Recent Historical Research on 19thc Adepts

Whatever happened to the Adepts and Initiates? No new evidence has come to my attention about other characters in The Masters Revealed and its sequel, but these eighteen have been research subjects for various articles and books published over the last three decades, often noted in this blog individually.

Albert L. Rawson has been the subject of biographical articles by John Patrick Deveney and discussed in a book by Susan Nance featured in this blog.  His colorful family life is much better understood due to the proliferation of new genealogical and local history information online.

Max Theon, born Louis M. Bimstein, has been featured in several new and forthcoming books from Israel that shed new light on the Cosmic Philosophy he espoused with his wife Alma Theon. Letters to the Sage provides some new information on Theon as a figure in the Hermetic Brotherhood of Luxor.

Jamal ad-Din al-Afghani and his associates Charles-Ernest Renan and Henri Rochefort were all discussed by Wilfrid Scawen Blunt as meeting with Mme. Blavatsky, Colonel Olcott, and Mohini Chatterji in March 1884 in Paris.  Three recent books by Dominic Green explore this evidence which confirms a relationship I had hypothesized in 1990.

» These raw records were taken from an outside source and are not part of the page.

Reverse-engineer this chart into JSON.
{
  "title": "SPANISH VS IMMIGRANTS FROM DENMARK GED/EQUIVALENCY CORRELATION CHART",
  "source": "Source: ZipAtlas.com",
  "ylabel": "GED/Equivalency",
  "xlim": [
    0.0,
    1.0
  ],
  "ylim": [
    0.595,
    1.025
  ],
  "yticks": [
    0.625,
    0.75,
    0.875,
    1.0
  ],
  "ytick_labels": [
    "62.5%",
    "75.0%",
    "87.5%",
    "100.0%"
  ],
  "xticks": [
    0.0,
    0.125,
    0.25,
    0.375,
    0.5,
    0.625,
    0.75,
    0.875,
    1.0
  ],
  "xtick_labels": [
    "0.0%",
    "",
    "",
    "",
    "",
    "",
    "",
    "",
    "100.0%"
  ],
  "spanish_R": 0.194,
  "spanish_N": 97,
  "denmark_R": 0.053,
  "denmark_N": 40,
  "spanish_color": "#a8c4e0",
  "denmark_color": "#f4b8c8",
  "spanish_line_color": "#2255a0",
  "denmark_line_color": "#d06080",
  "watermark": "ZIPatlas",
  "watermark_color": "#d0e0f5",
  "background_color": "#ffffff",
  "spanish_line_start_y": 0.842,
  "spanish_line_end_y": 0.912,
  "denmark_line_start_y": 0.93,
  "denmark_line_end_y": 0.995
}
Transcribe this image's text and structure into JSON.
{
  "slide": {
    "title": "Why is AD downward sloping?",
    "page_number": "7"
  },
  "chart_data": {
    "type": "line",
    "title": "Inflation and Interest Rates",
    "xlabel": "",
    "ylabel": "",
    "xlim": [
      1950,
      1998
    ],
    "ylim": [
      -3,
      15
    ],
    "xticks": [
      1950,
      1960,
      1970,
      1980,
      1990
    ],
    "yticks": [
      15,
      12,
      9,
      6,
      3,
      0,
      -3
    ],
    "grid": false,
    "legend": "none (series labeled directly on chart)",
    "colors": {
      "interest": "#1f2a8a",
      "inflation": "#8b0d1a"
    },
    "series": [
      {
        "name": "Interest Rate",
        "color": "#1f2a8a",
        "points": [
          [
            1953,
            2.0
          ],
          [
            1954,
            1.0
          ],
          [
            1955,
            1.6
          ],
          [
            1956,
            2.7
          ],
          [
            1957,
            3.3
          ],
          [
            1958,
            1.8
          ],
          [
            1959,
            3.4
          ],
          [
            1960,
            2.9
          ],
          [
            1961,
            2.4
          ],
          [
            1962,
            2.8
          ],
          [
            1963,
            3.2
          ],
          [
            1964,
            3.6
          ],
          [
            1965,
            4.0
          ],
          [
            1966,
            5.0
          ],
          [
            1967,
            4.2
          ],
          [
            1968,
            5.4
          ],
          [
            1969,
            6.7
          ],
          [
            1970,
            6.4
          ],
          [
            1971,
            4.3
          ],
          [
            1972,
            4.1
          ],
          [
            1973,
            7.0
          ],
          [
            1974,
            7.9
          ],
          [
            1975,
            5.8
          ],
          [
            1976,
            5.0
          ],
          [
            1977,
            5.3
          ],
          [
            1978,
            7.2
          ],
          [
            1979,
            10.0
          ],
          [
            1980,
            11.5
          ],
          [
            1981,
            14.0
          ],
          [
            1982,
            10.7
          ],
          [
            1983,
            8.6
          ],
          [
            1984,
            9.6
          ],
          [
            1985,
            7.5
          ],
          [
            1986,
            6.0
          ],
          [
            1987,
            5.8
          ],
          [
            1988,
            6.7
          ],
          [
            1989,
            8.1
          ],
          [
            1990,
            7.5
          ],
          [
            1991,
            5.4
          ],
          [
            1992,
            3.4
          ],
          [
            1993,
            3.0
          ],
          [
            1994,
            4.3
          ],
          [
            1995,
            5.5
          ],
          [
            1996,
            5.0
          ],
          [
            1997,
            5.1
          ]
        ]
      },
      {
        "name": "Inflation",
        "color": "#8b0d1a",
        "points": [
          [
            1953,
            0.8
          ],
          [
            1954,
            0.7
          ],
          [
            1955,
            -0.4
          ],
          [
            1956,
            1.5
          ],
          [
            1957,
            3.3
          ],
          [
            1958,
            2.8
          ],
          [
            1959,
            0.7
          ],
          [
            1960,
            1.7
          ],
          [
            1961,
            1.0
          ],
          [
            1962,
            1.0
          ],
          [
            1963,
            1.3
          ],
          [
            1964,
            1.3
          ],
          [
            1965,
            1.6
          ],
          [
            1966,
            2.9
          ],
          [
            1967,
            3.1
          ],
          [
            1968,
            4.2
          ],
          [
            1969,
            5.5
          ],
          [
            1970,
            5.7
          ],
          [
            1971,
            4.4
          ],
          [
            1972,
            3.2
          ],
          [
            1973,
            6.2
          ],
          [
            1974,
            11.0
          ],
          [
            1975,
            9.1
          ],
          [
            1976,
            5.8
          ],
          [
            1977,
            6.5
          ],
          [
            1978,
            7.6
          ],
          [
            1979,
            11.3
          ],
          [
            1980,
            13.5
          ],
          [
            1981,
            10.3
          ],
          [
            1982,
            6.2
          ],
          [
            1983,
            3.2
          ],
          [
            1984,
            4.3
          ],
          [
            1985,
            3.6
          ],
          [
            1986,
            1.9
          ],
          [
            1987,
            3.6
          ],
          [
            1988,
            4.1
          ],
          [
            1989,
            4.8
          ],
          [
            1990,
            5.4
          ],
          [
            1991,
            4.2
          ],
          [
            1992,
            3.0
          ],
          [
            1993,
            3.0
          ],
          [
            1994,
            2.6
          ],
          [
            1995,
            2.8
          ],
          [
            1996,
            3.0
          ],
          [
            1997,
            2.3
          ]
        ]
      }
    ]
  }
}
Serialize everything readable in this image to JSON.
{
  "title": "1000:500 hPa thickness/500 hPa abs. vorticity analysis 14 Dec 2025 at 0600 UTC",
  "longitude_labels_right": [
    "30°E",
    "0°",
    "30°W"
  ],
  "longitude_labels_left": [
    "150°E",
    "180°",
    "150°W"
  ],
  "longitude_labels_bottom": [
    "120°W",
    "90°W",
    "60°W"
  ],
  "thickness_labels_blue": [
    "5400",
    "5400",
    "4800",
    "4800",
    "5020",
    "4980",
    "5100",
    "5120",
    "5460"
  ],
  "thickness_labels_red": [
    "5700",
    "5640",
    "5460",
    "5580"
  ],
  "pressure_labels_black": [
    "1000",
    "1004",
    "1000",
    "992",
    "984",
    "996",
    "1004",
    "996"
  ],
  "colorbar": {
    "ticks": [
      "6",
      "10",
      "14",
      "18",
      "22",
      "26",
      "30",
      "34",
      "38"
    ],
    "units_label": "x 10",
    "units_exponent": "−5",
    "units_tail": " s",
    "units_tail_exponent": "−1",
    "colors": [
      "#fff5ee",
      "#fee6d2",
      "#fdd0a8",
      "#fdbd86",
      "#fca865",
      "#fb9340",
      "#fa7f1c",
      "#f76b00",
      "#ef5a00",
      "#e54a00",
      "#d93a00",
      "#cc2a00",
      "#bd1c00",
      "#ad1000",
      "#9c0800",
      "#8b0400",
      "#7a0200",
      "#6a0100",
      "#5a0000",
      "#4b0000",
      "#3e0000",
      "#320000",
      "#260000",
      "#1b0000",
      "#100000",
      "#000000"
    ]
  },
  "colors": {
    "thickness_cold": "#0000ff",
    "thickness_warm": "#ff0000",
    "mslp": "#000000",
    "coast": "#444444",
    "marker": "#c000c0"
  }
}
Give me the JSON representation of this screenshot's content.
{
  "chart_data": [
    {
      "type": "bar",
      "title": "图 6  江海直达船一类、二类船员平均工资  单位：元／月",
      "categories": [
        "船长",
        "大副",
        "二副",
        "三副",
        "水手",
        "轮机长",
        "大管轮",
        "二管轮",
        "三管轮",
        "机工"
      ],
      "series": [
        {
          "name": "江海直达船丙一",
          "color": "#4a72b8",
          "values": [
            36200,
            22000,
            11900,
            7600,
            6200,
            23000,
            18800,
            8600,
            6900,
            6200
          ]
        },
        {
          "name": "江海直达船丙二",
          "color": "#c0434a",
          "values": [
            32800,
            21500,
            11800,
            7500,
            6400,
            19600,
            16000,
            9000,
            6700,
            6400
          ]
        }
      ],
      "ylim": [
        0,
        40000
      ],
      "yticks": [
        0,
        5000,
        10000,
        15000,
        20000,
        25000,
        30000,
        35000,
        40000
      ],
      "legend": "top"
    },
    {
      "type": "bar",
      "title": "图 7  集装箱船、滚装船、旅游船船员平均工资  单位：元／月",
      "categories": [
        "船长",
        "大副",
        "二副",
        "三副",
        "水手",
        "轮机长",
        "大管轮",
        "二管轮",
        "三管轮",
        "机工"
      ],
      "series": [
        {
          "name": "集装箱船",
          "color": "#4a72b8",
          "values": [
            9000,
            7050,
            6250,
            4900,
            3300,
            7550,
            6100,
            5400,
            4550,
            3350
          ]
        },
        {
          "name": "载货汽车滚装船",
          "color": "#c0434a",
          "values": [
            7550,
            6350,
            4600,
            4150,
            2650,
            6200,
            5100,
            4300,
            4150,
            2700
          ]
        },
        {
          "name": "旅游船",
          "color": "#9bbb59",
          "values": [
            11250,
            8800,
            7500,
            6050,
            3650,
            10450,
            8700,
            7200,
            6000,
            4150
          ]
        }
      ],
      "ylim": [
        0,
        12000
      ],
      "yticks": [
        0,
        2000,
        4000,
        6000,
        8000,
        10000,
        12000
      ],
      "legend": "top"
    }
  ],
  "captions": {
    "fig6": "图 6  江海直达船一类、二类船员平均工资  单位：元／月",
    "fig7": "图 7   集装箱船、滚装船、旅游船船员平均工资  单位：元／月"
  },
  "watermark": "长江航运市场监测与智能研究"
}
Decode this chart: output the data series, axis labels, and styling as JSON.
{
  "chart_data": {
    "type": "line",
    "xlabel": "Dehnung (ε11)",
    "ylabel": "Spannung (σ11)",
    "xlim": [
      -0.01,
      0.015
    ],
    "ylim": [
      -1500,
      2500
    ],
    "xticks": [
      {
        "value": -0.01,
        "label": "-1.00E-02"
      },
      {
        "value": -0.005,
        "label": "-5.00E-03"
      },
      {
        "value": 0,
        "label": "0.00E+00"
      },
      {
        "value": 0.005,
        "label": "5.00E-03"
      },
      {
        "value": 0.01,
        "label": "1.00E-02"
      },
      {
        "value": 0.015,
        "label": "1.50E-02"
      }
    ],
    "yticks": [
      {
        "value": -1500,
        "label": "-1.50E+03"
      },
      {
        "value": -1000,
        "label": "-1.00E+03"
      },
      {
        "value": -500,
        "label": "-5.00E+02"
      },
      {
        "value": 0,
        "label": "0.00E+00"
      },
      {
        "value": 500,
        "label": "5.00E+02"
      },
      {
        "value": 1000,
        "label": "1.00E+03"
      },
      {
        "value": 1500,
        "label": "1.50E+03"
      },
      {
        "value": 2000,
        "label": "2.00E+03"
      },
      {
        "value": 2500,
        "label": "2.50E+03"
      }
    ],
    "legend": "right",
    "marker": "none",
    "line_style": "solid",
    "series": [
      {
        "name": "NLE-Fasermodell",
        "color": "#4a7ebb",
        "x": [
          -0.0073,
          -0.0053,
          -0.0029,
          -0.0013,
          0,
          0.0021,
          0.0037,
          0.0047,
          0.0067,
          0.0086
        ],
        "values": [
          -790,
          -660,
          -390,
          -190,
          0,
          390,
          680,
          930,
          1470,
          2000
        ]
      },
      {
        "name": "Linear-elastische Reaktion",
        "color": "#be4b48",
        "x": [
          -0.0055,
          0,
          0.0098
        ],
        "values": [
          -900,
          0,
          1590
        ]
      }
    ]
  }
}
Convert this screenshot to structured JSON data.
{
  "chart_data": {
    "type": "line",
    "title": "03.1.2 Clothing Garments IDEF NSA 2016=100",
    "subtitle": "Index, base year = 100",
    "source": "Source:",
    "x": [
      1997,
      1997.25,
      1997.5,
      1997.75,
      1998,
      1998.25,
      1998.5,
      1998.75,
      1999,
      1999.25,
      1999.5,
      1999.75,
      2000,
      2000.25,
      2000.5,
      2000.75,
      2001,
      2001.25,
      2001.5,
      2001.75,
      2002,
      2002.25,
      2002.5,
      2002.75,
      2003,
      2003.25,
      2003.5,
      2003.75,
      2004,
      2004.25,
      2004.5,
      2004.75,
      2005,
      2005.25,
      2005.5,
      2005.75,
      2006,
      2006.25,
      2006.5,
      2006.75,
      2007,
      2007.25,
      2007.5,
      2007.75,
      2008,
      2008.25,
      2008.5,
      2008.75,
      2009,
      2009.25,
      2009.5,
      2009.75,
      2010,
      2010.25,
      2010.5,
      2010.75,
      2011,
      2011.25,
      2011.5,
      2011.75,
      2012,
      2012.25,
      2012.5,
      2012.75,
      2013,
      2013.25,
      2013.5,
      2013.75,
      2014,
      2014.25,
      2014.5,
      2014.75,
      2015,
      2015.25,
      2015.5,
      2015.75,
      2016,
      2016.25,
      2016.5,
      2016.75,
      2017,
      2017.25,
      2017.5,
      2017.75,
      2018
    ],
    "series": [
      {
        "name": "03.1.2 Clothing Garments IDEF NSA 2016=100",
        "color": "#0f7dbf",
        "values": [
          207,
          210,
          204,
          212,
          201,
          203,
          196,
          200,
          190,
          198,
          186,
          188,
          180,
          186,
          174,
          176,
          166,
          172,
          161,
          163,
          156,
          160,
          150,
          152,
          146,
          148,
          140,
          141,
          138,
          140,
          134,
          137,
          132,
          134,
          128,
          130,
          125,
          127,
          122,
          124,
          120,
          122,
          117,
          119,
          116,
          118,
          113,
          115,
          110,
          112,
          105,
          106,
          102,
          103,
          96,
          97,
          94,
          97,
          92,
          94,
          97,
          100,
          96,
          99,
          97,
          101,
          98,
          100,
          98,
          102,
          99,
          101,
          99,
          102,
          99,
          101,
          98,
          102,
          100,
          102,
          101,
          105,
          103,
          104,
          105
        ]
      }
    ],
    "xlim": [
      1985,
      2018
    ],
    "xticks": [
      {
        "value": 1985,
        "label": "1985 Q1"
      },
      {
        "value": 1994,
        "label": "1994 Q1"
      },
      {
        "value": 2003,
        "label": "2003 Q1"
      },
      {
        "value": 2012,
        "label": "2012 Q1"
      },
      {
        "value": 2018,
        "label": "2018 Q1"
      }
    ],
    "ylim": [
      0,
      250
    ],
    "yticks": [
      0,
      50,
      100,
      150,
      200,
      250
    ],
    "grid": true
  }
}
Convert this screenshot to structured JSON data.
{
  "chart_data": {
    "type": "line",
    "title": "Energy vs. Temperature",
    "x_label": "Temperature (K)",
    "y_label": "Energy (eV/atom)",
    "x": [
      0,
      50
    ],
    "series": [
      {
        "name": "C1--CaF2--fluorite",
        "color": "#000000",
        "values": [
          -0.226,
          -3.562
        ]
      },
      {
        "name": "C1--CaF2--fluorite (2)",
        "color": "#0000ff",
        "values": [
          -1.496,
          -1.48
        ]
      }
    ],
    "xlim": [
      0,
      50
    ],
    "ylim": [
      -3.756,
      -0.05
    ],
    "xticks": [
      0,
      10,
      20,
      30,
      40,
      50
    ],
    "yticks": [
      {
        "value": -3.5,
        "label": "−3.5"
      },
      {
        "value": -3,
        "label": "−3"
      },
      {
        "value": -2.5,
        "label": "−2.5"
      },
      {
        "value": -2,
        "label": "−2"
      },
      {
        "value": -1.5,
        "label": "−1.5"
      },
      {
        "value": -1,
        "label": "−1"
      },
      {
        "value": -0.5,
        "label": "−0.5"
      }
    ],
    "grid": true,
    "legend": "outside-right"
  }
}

Maria, Duchese de Pomar and Countess of Caithness, was investigated in Art Magic by Marc Demarest in association with Emma Harding Britten’s Chevalier Louis de B— and later in my own introduction to Sarah Stanley Grimke’s Collected Works. Richard Francis Burton is also investigated in the same volume as another prototype for the Chevalier. Burton’s associate in Damascus, Abdelkader, Sufi sheikh from Algeria, is subject of a new biography mentioned in this blog.

Blavatsky’s publisher Mikhail Katkov is prominently featured in Katya Hokanson’s 2022 A Woman’s Empire by a scholar of Russian language and literature. Ranbir Singh, Maharaja of Kashmir, is also illuminated by this book’s discussion of The Durbar in Lahore.

James Martin Peebles is discussed at length in relation to the Bengal Renaissance in my chapter for Imagining the East, as are Mohini Chatterji and Norendro Nath Sen.

A.P. Sinnett and A.O. Hume are explored in relation to the Mahatma Letters and Richard Hodgson in my foreword and appendix to the reprint of Hurrychund Chintamon’s Commentary on the Text of the Bhagavad-Gita.

But two cases where progress is uncertain are those of “Ooton Liatto” and “Paolos Metamon” whose names cannot be solidly confirmed with historical evidence and may be aliases. “Agardi Metrovitch” likewise cannot be solidly linked with a historical name, but the latest evidence from a Hungarian researcher suggests he was opera singer Giovanni Metrovitch. Forthcoming volumes of letters by Blavatsky and her book The Durbar in Lahore may offer new clues to these and other mysteries.